DJ LeMahieu’s bat has come around. Yet, Monday night, his glove let the Yankees down.
Two misplays by LeMahieu — a fifth-inning fielding mistake and an errant throw — cost the Yankees two runs in their fourth consecutive loss, a 5-3 setback to the sub-.500 Angels at the Stadium.
With the state of the languishing Yankees’ offense, those miscues by the second baseman demonstrated expensively.
“I feel like when we think of sloppiness you think defensive side understandably, or baserunning. But I feel like a large portion of the season, and I think one of the things that actually fueled our turnaround in the month of May when we really started playing better — we weren’t really hitting a lot or doing offensively what we thought — but one of the things that fueled the turnaround with our pitching was I think our defense,” manager Aaron Boone said. “We had tightened things up quite a bit. I still feel like that’s been better. We’ve had our one-off games here that kind of derailed that narrative a little bit, but overall I do feel like we’ve made a lot of strides defensively.”
The typically sure-handed LeMahieu couldn’t concoct Jared Walsh’s grounder with one out in the fifth inning for his 6th error of the year, empowering Anthony Rendon to arrive at third. Rendon scored the go-ahead run on Max Stassi’s run-scoring groundout LeMahieu couldn’t field neatly, along these lines demolishing any expectations of a double play.

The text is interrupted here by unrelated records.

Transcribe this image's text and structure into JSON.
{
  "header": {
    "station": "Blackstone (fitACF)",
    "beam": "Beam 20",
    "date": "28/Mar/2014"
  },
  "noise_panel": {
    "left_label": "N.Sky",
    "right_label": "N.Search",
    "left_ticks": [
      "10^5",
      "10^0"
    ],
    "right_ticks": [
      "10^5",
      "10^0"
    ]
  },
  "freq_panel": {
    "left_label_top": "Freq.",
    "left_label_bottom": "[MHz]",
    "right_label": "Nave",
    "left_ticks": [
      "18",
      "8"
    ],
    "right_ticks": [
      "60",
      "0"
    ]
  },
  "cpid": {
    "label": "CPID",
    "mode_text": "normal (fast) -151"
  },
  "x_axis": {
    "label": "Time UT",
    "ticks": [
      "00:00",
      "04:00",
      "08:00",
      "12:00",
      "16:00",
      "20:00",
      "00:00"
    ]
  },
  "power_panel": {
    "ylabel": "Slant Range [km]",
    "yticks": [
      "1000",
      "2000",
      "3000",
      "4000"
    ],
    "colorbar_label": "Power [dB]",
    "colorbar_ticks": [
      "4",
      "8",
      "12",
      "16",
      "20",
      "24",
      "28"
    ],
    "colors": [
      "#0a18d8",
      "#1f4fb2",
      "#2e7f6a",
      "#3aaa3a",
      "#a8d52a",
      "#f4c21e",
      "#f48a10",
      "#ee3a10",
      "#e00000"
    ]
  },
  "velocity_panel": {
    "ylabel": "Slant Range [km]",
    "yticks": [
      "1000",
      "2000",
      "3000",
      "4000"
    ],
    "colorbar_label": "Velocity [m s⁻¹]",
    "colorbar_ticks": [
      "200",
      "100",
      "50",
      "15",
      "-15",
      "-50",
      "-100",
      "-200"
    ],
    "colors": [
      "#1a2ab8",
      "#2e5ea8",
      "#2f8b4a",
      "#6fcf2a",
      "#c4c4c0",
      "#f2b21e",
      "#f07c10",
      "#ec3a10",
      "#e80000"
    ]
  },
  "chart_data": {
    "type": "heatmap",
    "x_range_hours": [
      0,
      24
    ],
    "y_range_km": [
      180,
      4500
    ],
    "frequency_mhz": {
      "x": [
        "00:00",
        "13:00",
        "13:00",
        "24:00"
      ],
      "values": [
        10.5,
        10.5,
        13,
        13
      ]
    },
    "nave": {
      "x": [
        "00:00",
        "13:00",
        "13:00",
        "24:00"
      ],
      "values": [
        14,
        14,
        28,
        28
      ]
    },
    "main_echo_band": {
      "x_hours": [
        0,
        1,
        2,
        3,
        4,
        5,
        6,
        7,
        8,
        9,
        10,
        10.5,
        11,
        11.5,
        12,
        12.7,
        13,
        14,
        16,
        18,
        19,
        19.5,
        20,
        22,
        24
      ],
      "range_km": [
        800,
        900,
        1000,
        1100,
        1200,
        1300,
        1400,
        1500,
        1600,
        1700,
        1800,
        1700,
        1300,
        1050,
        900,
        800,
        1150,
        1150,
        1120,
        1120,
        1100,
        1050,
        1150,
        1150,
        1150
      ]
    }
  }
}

Three innings later, LeMahieu airmailed a relay throw in which he had Scott Schebler out by a few steps. On a Jose Iglesias double to right field, Schebler came right around from first to score. At first, it seemed like a bad send, until LeMahieu’s throw was no place near catcher Gary Sanchez, empowering the Angels to tack onto their lead.
“We’re humans. We’re gonna make errors, regardless,” third baseman Gio Urshela said. “We’re just trying to make the play. Errors, that’s part of the game. We’re trying to do the best we can.”
Defense has been a season-long issue for the Yankees. They are 25th in baseball in defensive runs saved with minus-13 as indicated by The Fielding Bible, an issue for a team without predominant beginning pitching. LeMahieu should be one of the exceptions for that issue. He wasn’t in the most recent Yankees misfortune.